Prior to the 2008 attention span meltdown, books contained the precise amount of information people needed in order to feel informed about a topic. Today, most people no longer need to feel informed about anything. If they do feel an urge to learn something, even TMZ is usually TMI. Why would you need 400 pages about Harry Truman, or Lady Di, or even Lady Gaga for that matter, when the equivalent of four pages online would suffice?

Books are also boring. You can't check the weather -- or your stocks, or look at porn -- in a book. All you can do is read it. The serious point here (I know the porn reference threw you) is that we've moved into a world of color, light and sound with which the frumpy old black and white book cannot compete. Reading something online may or may not stick with you the way reading it from a book might, but you can look up all kinds of side references, videos, speeches, and whatnot that a plain old book can't offer.

Next, most books today benefit authors more than they do readers. An author puts out a book that regurgitates what everyone already knows about a topic and suddenly he's on The Today Show as an expert, commands high fees for speaking and consulting engagements, and attracts vast numbers of the opposite (or same) sex. What did the reader get out of the experience? Not much, and certainly not $24.95 worth of information, instruction, or innovation.

Why do such useless books routinely get published? Because New York publishers are far more interested in an author's social media presence than the content they'll provide in their books. Publishers today are destroying the basic value proposition of books: you give me money and I'll give you knowledge. Instead, most books today offer one chapter containing approximately three ideas and 13 chapters of Hamburger Helper.

Books today pander to niche audiences instead of teaching something new. Today, publishers sell books that either crucify or deify Obama, Bush, or any other public figure, instead of taking a balanced approach. Back in the day, you had The Making Of The President -- a book that explained, in non-partisan terms, what really happens on the campaign trail. Today, books are partisan, nasty, and preaching to the converted, giving them new reasons to believe what they already believe instead of opening their minds to new realities. From Teddy White to Ann Coulter and James Carville is a vertiginously steep drop.

Next point -- books today are all too often out of date before they're even published. Why did New York spend all that time and treasure bringing out books on, say, the Gulf oil spill, the fall of Mubarak, or the war in Afghanistan?
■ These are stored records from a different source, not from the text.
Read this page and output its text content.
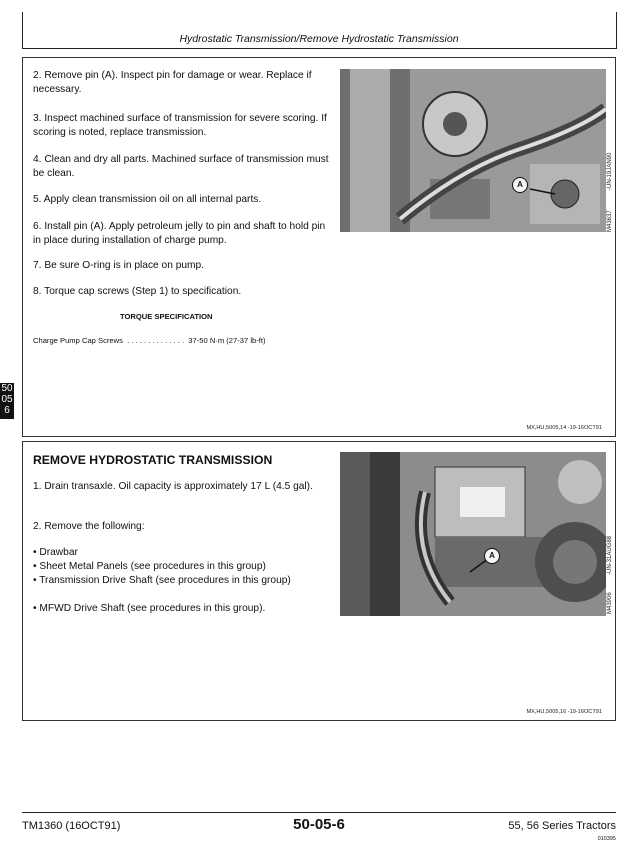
Hydrostatic Transmission/Remove Hydrostatic Transmission
2. Remove pin (A). Inspect pin for damage or wear. Replace if necessary.
3. Inspect machined surface of transmission for severe scoring. If scoring is noted, replace transmission.
4. Clean and dry all parts. Machined surface of transmission must be clean.
5. Apply clean transmission oil on all internal parts.
6. Install pin (A). Apply petroleum jelly to pin and shaft to hold pin in place during installation of charge pump.
7. Be sure O-ring is in place on pump.
8. Torque cap screws (Step 1) to specification.
TORQUE SPECIFICATION
Charge Pump Cap Screws  . . . . . . . . . . . . . .  37-50 N·m (27-37 lb-ft)
A
M43637
-UN-19JAN90
MX,HU,5005,14 -19-16OCT91
50
05
6
REMOVE HYDROSTATIC TRANSMISSION
1. Drain transaxle. Oil capacity is approximately 17 L (4.5 gal).
2. Remove the following:
• Drawbar
• Sheet Metal Panels (see procedures in this group)
• Transmission Drive Shaft (see procedures in this group)
• MFWD Drive Shaft (see procedures in this group).
A
M43906
-UN-31AUG88
MX,HU,5005,16 -19-16OCT91
TM1360 (16OCT91)	50-05-6	55, 56 Series Tractors
010395
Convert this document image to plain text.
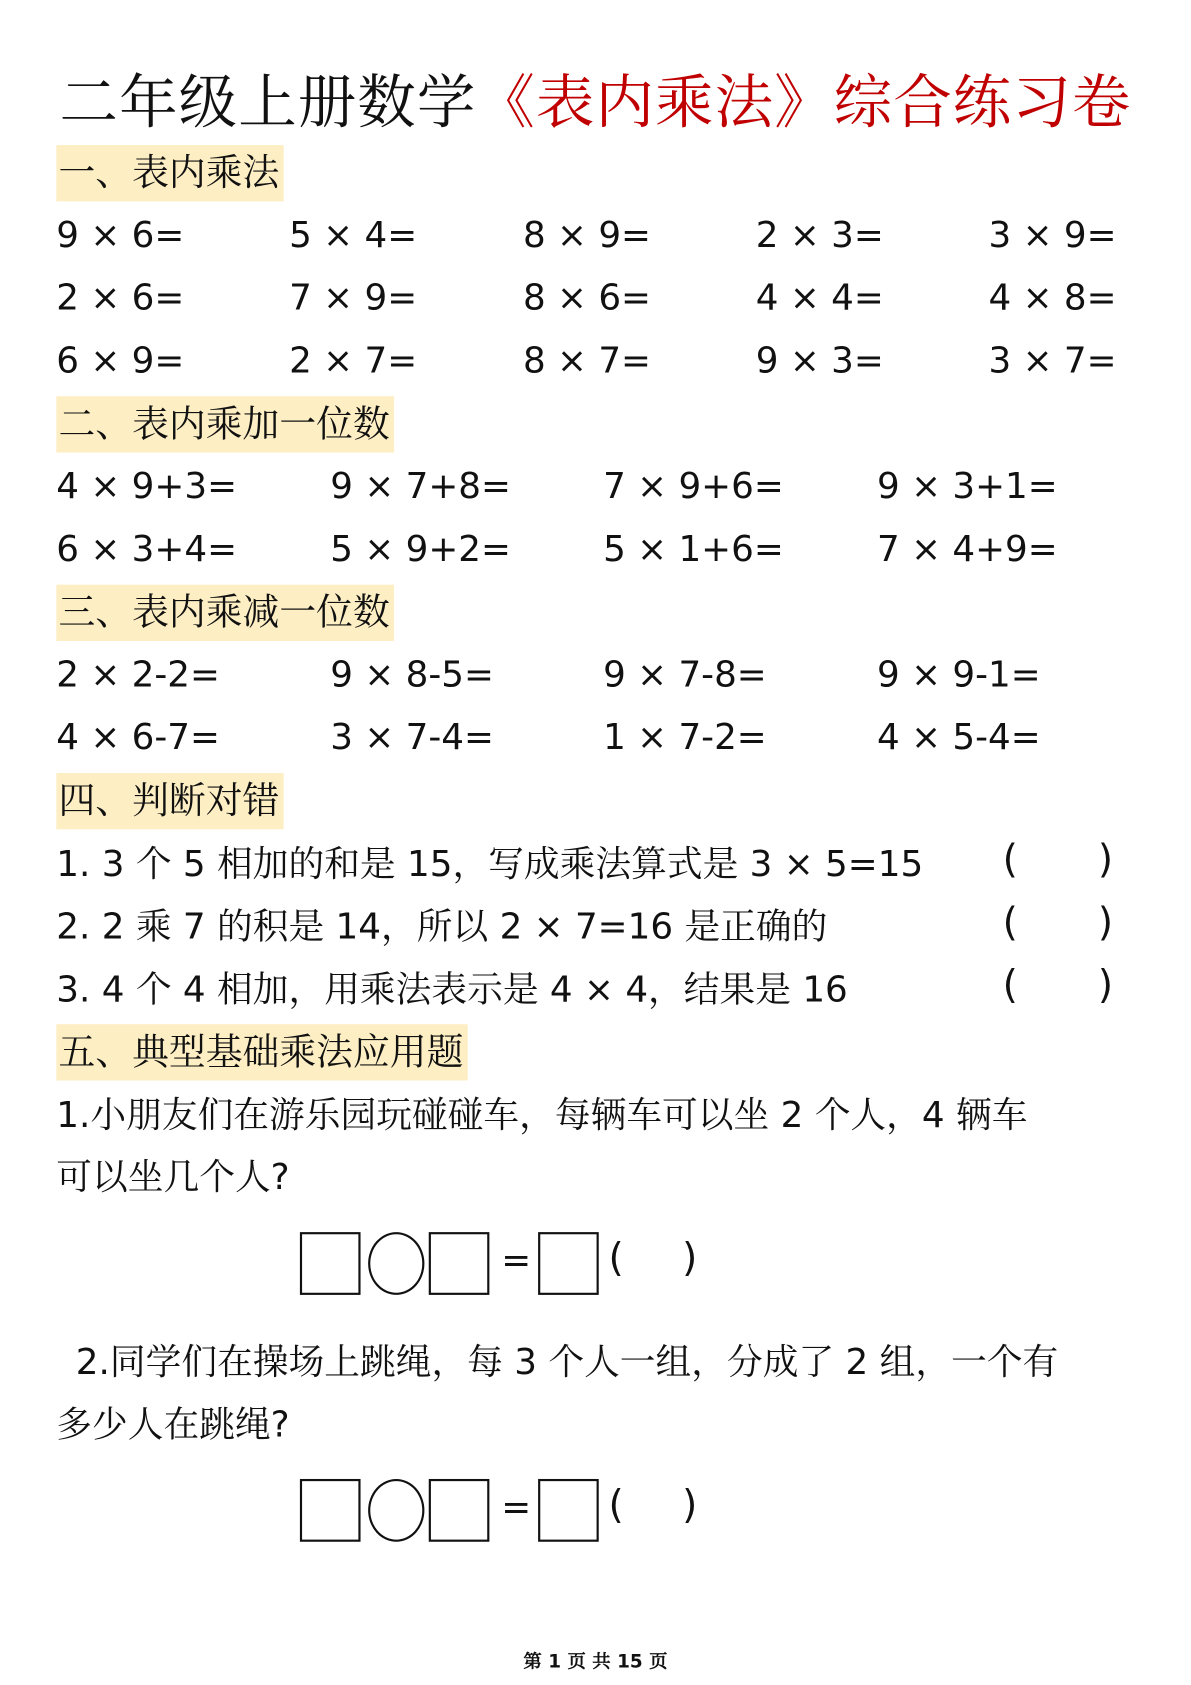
二年级上册数学《表内乘法》综合练习卷
一、表内乘法
二、表内乘加一位数
三、表内乘减一位数
四、判断对错
五、典型基础乘法应用题
9 × 6=	5 × 4=	8 × 9=	2 × 3=	3 × 9=
2 × 6=	7 × 9=	8 × 6=	4 × 4=	4 × 8=
6 × 9=	2 × 7=	8 × 7=	9 × 3=	3 × 7=
4 × 9+3=	9 × 7+8=	7 × 9+6=	9 × 3+1=
6 × 3+4=	5 × 9+2=	5 × 1+6=	7 × 4+9=
2 × 2-2=	9 × 8-5=	9 × 7-8=	9 × 9-1=
4 × 6-7=	3 × 7-4=	1 × 7-2=	4 × 5-4=
1. 3 个 5 相加的和是 15，写成乘法算式是 3 × 5=15 ( )
2. 2 乘 7 的积是 14，所以 2 × 7=16 是正确的	( )
3. 4 个 4 相加，用乘法表示是 4 × 4，结果是 16	( )
= ( )
= ( )
1.小朋友们在游乐园玩碰碰车，每辆车可以坐 2 个人，4 辆车
可以坐几个人?
2.同学们在操场上跳绳，每 3 个人一组，分成了 2 组，一个有
多少人在跳绳?
第 1 页 共 15 页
How many people really spent 20 bucks on any of these topics? Now, killing Osama, that's interesting, especially when the CIA gooses your marketing by telling the world you revealed secret stuff. But who signs off on these other titles? And how do they keep their jobs?
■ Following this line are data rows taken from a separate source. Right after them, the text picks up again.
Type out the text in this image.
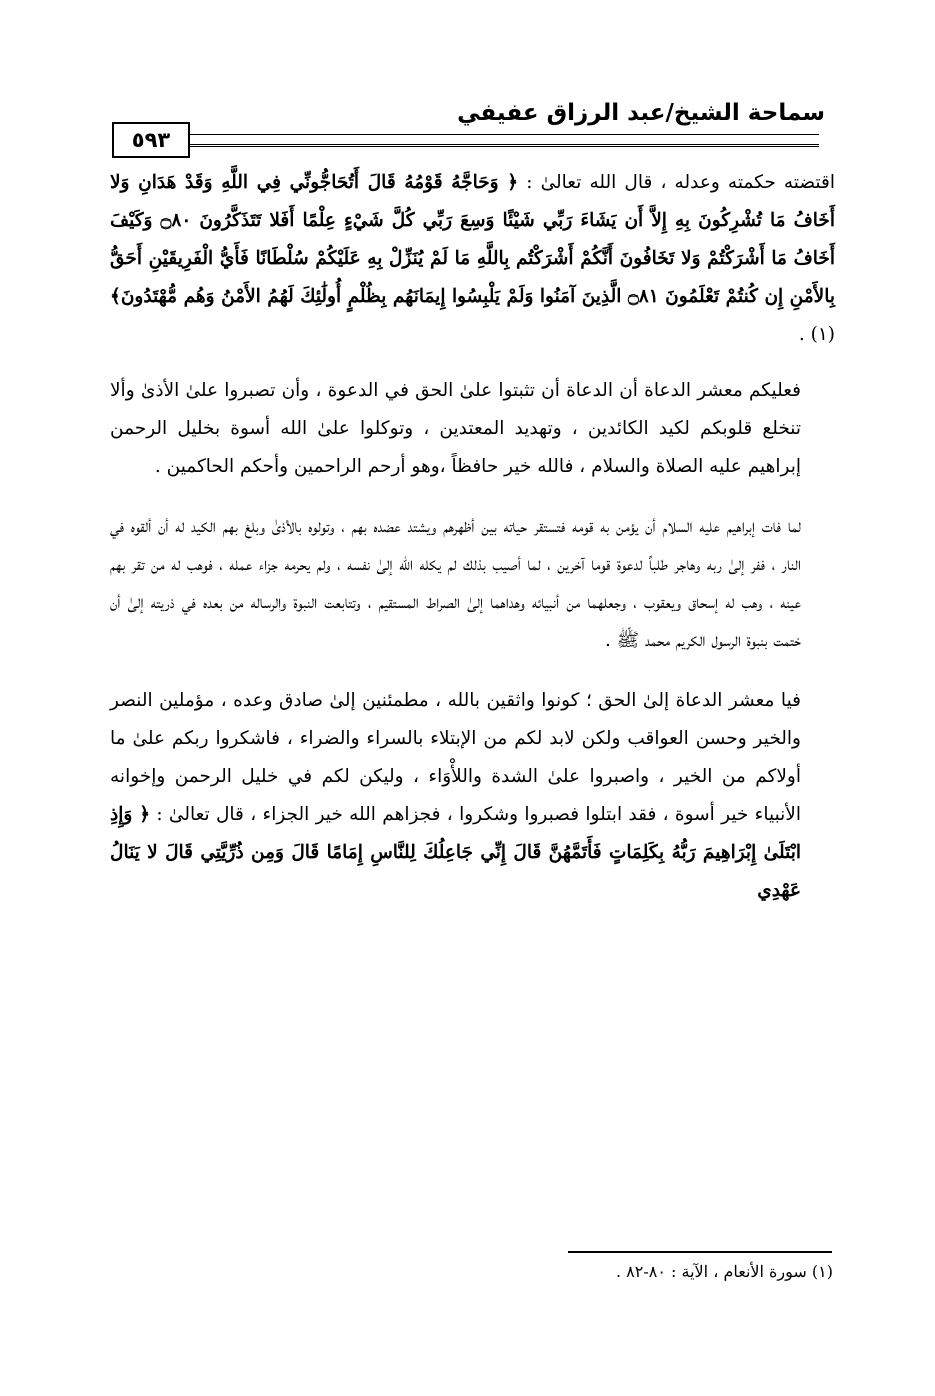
سماحة الشيخ/عبد الرزاق عفيفي
٥٩٣

اقتضته حكمته وعدله ، قال الله تعالىٰ : ﴿ وَحَاجَّهُ قَوْمُهُ قَالَ أَتُحَاجُّونِّي فِي اللَّهِ وَقَدْ هَدَانِ وَلا أَخَافُ مَا تُشْرِكُونَ بِهِ إِلاَّ أَن يَشَاءَ رَبِّي شَيْئًا وَسِعَ رَبِّي كُلَّ شَيْءٍ عِلْمًا أَفَلا تَتَذَكَّرُونَ ۝٨٠ وَكَيْفَ أَخَافُ مَا أَشْرَكْتُمْ وَلا تَخَافُونَ أَنَّكُمْ أَشْرَكْتُم بِاللَّهِ مَا لَمْ يُنَزِّلْ بِهِ عَلَيْكُمْ سُلْطَانًا فَأَيُّ الْفَرِيقَيْنِ أَحَقُّ بِالأَمْنِ إِن كُنتُمْ تَعْلَمُونَ ۝٨١ الَّذِينَ آمَنُوا وَلَمْ يَلْبِسُوا إِيمَانَهُم بِظُلْمٍ أُولَٰئِكَ لَهُمُ الأَمْنُ وَهُم مُّهْتَدُونَ﴾(١) .

فعليكم معشر الدعاة أن الدعاة أن تثبتوا علىٰ الحق في الدعوة ، وأن تصبروا علىٰ الأذىٰ وألا تنخلع قلوبكم لكيد الكائدين ، وتهديد المعتدين ، وتوكلوا علىٰ الله أسوة بخليل الرحمن إبراهيم عليه الصلاة والسلام ، فالله خير حافظاً ،وهو أرحم الراحمين وأحكم الحاكمين .

لما فات إبراهيم عليه السلام أن يؤمن به قومه فتستقر حياته بين أظهرهم ويشتد عضده بهم ، وتولوه بالأذىٰ وبلغ بهم الكيد له أن ألقوه في النار ، ففر إلىٰ ربه وهاجر طلباً لدعوة قوما آخرين ، لما أصيب بذلك لم يكله الله إلىٰ نفسه ، ولم يحرمه جزاء عمله ، فوهب له من تقر بهم عينه ، وهب له إسحاق ويعقوب ، وجعلهما من أنبيائه وهداهما إلىٰ الصراط المستقيم ، وتتابعت النبوة والرساله من بعده في ذريته إلىٰ أن ختمت بنبوة الرسول الكريم محمد ﷺ .

فيا معشر الدعاة إلىٰ الحق ؛ كونوا واثقين بالله ، مطمئنين إلىٰ صادق وعده ، مؤملين النصر والخير وحسن العواقب ولكن لابد لكم من الإبتلاء بالسراء والضراء ، فاشكروا ربكم علىٰ ما أولاكم من الخير ، واصبروا علىٰ الشدة واللأْوَاء ، وليكن لكم في خليل الرحمن وإخوانه الأنبياء خير أسوة ، فقد ابتلوا فصبروا وشكروا ، فجزاهم الله خير الجزاء ، قال تعالىٰ : ﴿ وَإِذِ ابْتَلَىٰ إِبْرَاهِيمَ رَبُّهُ بِكَلِمَاتٍ فَأَتَمَّهُنَّ قَالَ إِنِّي جَاعِلُكَ لِلنَّاسِ إِمَامًا قَالَ وَمِن ذُرِّيَّتِي قَالَ لا يَنَالُ عَهْدِي

(١) سورة الأنعام ، الآية : ٨٠-٨٢ .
And then there are Vanity Fair articles pumped full of air until they reach the size of books, offering you all kinds of trivia about the Bruce Springsteens and the Walter Cronkites of the world -- nice guys, interesting people, to be sure, with many famous friends, but is it really worth anyone's time to read hundreds and hundreds of pages about them? This is actually a different form of pandering -- it's bedtime reading for baby boomers whose fascination bordering on infatuation with their own generation only increases the older they get.

Not all books suck, of course. For every 100 forgettable works, there's one by a Robert Caro or a Wade Davis. But you have to ask the question: why do the New York publishers pump out so many books on trivial subjects, or books that shed no new light on the same old issues, from finding a man to losing weight, or subjects that people barely paid attention to while they were newsworthy?

For all these reasons, we are moving rapidly into an era where most people will refuse to pay for information, simply because the world is awash in free information that's at least as good as the stuff that gets bound between covers. If I need anger management (and I do), I get more than 27 million hits on a Google search (discounting the 3 million related to anger management and Charlie Sheen). Why would I buy a book on anger management when I could read all that free stuff online and write my own book? Gets me angry even thinking about it!

There are servers that allow you to steal books, Napster-like, and your sneaky friends can show you exactly how to do it. But books are different from music in that people still want to listen to music, so you'll never have Napster-sized theft of books the way you did with music. It used to be that "patrons" checked books out of libraries. Today, alas, books themselves are checking out.